Health Checks¶

Configure active and passive health checking for backend services.

Overview¶

NovaEdge supports two types of health checking:

flowchart TB
    subgraph Active["Active Health Checks"]
        A1["Periodic probes"]
        A2["Configurable interval"]
        A3["HTTP/TCP/gRPC"]
    end

    subgraph Passive["Passive Health Checks"]
        P1["Monitor responses"]
        P2["Detect failures"]
        P3["Circuit breaking"]
    end

    Active --> Backend((Backend))
    Passive --> Backend

Active Health Checks¶

Periodically probe backends to determine health.

HTTP Health Check¶

apiVersion: novaedge.io/v1alpha1
kind: ProxyBackend
metadata:
  name: api-backend
spec:
  serviceRef:
    name: api-service
    port: 8080
  lbPolicy: RoundRobin
  healthCheck:
    protocol: HTTP
    interval: 10s
    timeout: 5s
    healthyThreshold: 2
    unhealthyThreshold: 3
    httpHealthCheck:
      path: /health
      expectedStatuses:
        - 200
        - 204
      headers:
        - name: X-Health-Check
          value: novaedge

TCP Health Check¶

apiVersion: novaedge.io/v1alpha1
kind: ProxyBackend
metadata:
  name: redis-backend
spec:
  serviceRef:
    name: redis
    port: 6379
  healthCheck:
    protocol: TCP
    interval: 5s
    timeout: 2s
    healthyThreshold: 1
    unhealthyThreshold: 3

gRPC Health Check¶

apiVersion: novaedge.io/v1alpha1
kind: ProxyBackend
metadata:
  name: grpc-backend
spec:
  serviceRef:
    name: grpc-service
    port: 9090
  healthCheck:
    protocol: GRPC
    interval: 10s
    timeout: 5s
    healthyThreshold: 2
    unhealthyThreshold: 3
    grpcHealthCheck:
      serviceName: "my.service.Health"

Health Check Options¶

Field	Default	Description
`protocol`	HTTP	Check protocol (HTTP, TCP, GRPC)
`interval`	10s	Time between checks
`timeout`	5s	Check timeout
`healthyThreshold`	2	Consecutive successes to mark healthy
`unhealthyThreshold`	3	Consecutive failures to mark unhealthy
`initialDelay`	0s	Delay before first check

HTTP Check Options¶

Field	Default	Description
`path`	/health	Health check path
`host`	-	Override Host header
`expectedStatuses`	[200]	Expected status codes
`headers`	[]	Additional headers

Passive Health Checks¶

Monitor actual traffic for failures.

apiVersion: novaedge.io/v1alpha1
kind: ProxyBackend
metadata:
  name: api-backend
spec:
  serviceRef:
    name: api-service
    port: 8080
  passiveHealthCheck:
    enabled: true
    consecutiveErrors: 5
    interval: 30s
    baseEjectionTime: 30s
    maxEjectionPercent: 50
    consecutiveGatewayErrors: 3

Passive Check Options¶

Field	Default	Description
`enabled`	true	Enable passive checks
`consecutiveErrors`	5	Errors before ejection
`interval`	30s	Analysis interval
`baseEjectionTime`	30s	Initial ejection duration
`maxEjectionPercent`	50	Max % of endpoints to eject
`consecutiveGatewayErrors`	0	5xx errors before ejection

Circuit Breaker¶

Prevent cascading failures by temporarily removing failing backends.

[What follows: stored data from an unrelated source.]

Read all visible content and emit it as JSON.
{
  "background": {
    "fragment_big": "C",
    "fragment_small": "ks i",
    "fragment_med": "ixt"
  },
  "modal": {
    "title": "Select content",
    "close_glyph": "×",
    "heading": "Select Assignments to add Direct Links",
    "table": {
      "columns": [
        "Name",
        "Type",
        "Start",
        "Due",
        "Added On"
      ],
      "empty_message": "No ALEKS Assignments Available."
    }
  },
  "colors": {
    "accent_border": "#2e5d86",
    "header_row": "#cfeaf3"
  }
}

apiVersion: novaedge.io/v1alpha1
kind: ProxyBackend
metadata:
  name: api-backend
spec:
  serviceRef:
    name: api-service
    port: 8080
  circuitBreaker:
    consecutiveErrors: 5
    interval: 30s
    baseEjectionTime: 30s
    maxEjectionPercent: 50
    splitExternalLocalOriginErrors: true

Circuit Breaker States¶

stateDiagram-v2
    [*] --> Closed: Start
    Closed --> Open: Error threshold reached
    Open --> HalfOpen: After ejection time
    HalfOpen --> Closed: Success
    HalfOpen --> Open: Failure

State	Description
Closed	Normal operation, traffic flows
Open	Backend ejected, no traffic
Half-Open	Testing if backend recovered

Connection Limits¶

Protect backends from overload:

apiVersion: novaedge.io/v1alpha1
kind: ProxyBackend
metadata:
  name: api-backend
spec:
  serviceRef:
    name: api-service
    port: 8080
  connectionLimits:
    maxConnections: 100
    maxPendingRequests: 50
    maxRequestsPerConnection: 1000
    maxRetries: 3

Connection Limit Options¶

Field	Default	Description
`maxConnections`	1000	Maximum connections
`maxPendingRequests`	100	Maximum pending requests
`maxRequestsPerConnection`	0	Max requests per connection (0=unlimited)
`maxRetries`	3	Maximum retries

Retry Policy¶

Configure request retries:

apiVersion: novaedge.io/v1alpha1
kind: ProxyBackend
metadata:
  name: api-backend
spec:
  serviceRef:
    name: api-service
    port: 8080
  retryPolicy:
    retryOn:
      - 5xx
      - reset
      - connect-failure
      - retriable-4xx
    numRetries: 3
    perTryTimeout: 5s
    retryBackOff:
      baseInterval: 25ms
      maxInterval: 250ms

Retry Conditions¶

Condition	Description
`5xx`	Retry on 5xx responses
`reset`	Retry on connection reset
`connect-failure`	Retry on connection failure
`retriable-4xx`	Retry on 409
`refused-stream`	Retry on REFUSED_STREAM

Health Status¶

Check backend health status:

# View backend health
kubectl get proxybackend api-backend -o yaml

# Using novactl
novactl get backends
novactl describe backend api-backend

Example status:

status:
  endpoints:
    - address: 10.0.0.5:8080
      healthy: true
      lastCheck: "2024-01-15T10:30:00Z"
    - address: 10.0.0.6:8080
      healthy: false
      lastCheck: "2024-01-15T10:30:00Z"
      lastError: "connection refused"
  healthyCount: 1
  unhealthyCount: 1
  conditions:
    - type: Healthy
      status: "True"
      message: "At least one endpoint is healthy"

Health Check Flow¶

sequenceDiagram
    participant HC as Health Checker
    participant EP as Endpoint
    participant LB as Load Balancer

    loop Every interval
        HC->>EP: HTTP GET /health
        alt Healthy response
            EP-->>HC: 200 OK
            HC->>HC: success++
            alt success >= healthyThreshold
                HC->>LB: Mark healthy
            end
        else Unhealthy response
            EP-->>HC: Error/Timeout
            HC->>HC: failures++
            alt failures >= unhealthyThreshold
                HC->>LB: Mark unhealthy
            end
        end
    end

Metrics¶

Metric	Description
`novaedge_health_check_total`	Total health checks
`novaedge_health_check_success_total`	Successful health checks
`novaedge_health_check_failure_total`	Failed health checks
`novaedge_endpoint_healthy`	Endpoint health status (1=healthy)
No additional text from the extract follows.